A predatory male gaze pervades every corner of the stage in Expensive Shit. It lurks behind the doors through which women go back to dance, opening their legs for the eyes of their male audience. It hides behind the two-way mirrors of the bathroom where the action of the play is set, affording male patrons an open view into the women’s intimacy. If this sounds like something you’ve heard before, it’s because it is. You may remember when the Glasgow’s Shimmy Club had furnished the women’s bathroom with spy mirrors… Expensive Shit stages the scandal in this vivid production.
Adura Onashile’s play Expensive Shit was presented for the first time at the Traverse during the Edinburgh Fringe Festival in August 2016. It comes back to the stage with a brand new cast – with the exception of Jamie Marie Leary, who remains as ‘Lady 2’. She and her new acting partners – Kiza Deen, Veronica Lewis and Maria Yarjah – play two groups of women, both seen through the eyes of Tolu (Kiza Deen).
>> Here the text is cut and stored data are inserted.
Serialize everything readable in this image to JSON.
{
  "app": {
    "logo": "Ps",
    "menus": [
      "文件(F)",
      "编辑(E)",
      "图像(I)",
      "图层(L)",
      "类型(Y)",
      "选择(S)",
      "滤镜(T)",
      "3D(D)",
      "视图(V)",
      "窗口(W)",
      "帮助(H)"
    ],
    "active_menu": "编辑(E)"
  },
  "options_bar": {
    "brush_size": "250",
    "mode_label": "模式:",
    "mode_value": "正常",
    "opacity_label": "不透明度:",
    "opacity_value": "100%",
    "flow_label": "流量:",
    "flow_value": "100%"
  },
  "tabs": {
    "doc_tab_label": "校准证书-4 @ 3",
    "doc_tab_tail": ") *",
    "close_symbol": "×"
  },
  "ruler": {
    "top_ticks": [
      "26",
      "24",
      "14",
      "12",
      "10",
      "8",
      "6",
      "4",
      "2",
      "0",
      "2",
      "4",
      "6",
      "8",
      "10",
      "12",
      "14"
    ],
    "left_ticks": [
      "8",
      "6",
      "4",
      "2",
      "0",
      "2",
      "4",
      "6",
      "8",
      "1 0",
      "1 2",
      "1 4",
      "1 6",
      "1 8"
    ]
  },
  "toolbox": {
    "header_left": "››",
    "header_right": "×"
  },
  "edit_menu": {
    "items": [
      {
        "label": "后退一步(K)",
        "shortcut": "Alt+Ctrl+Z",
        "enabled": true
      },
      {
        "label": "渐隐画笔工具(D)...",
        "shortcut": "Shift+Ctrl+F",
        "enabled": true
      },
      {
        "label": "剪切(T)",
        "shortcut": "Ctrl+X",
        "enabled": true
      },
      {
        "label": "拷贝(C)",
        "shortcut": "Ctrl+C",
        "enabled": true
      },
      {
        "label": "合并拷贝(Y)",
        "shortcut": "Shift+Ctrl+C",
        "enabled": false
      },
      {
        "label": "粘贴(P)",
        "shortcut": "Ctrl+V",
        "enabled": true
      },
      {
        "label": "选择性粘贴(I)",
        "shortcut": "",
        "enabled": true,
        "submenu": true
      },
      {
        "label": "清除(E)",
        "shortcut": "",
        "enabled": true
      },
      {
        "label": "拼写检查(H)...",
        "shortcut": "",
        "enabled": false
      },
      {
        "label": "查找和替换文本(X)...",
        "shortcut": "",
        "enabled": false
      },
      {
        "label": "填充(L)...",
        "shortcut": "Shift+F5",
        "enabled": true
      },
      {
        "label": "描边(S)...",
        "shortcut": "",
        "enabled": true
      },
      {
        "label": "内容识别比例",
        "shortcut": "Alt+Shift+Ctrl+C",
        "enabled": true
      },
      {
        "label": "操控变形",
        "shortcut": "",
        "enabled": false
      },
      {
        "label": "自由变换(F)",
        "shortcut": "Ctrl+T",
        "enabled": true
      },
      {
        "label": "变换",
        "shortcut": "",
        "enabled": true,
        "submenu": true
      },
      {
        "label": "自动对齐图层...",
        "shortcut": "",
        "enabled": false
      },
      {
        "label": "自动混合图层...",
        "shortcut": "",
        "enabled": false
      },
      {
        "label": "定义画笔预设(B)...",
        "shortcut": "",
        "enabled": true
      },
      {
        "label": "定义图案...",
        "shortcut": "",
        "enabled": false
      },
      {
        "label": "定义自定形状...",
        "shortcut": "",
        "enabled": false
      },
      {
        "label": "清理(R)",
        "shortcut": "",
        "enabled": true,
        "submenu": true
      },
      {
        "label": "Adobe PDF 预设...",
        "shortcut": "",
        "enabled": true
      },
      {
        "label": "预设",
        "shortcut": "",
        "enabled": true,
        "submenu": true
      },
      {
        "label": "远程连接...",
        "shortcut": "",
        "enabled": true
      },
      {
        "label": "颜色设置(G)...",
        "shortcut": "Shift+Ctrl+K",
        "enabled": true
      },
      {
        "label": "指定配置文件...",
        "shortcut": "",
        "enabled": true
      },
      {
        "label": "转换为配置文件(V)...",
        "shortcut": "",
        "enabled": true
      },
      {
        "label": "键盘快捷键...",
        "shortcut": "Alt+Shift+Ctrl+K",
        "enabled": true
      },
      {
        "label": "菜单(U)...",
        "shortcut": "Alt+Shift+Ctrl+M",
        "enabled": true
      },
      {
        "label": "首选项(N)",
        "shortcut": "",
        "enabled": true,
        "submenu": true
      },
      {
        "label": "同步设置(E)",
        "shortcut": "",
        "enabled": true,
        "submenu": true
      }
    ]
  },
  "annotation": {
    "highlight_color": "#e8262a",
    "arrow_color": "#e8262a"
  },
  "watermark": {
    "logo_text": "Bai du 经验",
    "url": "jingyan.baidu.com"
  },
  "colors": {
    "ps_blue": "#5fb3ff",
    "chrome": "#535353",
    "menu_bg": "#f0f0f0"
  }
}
In 1994, four young women dream of emancipation through dance in The Shrine, a commune and nightclub created in Lagos by Nigerian activist and musician Fela Kuti. Their ambitions are thwarted by a society that reiterates the same sexist oppression in the guise of a utopia.
In present day Scotland, disillusioned Tolu works as a ‘night woman’ in the toilet of a nightclub. She accepts extra money from her employers to bring the women customers in front of the mirrors, and entice them to ‘doll themselves up’ under the eyes of spying men – and theatregoers. The set places the mirrors on the edge of the stage, making the voyeurs’ and the audience’s gaze coincide. ‘You wait and you watch’, Tolu accuses them/us. We move back and forth between two eras and countries, but the game of gazes and mirrors remains the same, and dominance always lies with those who are on the right side of both. Watching the play, I am reminded of a sign carried during the Women’s March: ‘Same Shit, Different Country.’ Expensive Shit embraces this parallel with fluidity and energy.
Tolu, ‘Queen of the toilet’, is a fascinatingly ambivalent character: all too aware of the sexualisation and subjection of women’s bodies, she still grooms them for her employers’ pleasure, offering make-up to keep them in the bathroom longer, or suggesting that they open the door of the toilet cubicle. Kiza Deen’s performance strikes the right chord between irony and resignation, capturing the character’s disillusionment with The Shrine and its promise of political emancipation, and her subsequent frustration and cynicism. What Tolu wants, above all, is power. Only eventually, as she discovers that she is still being played, does she turn into a truly tragic character, alone, and ignored by other women.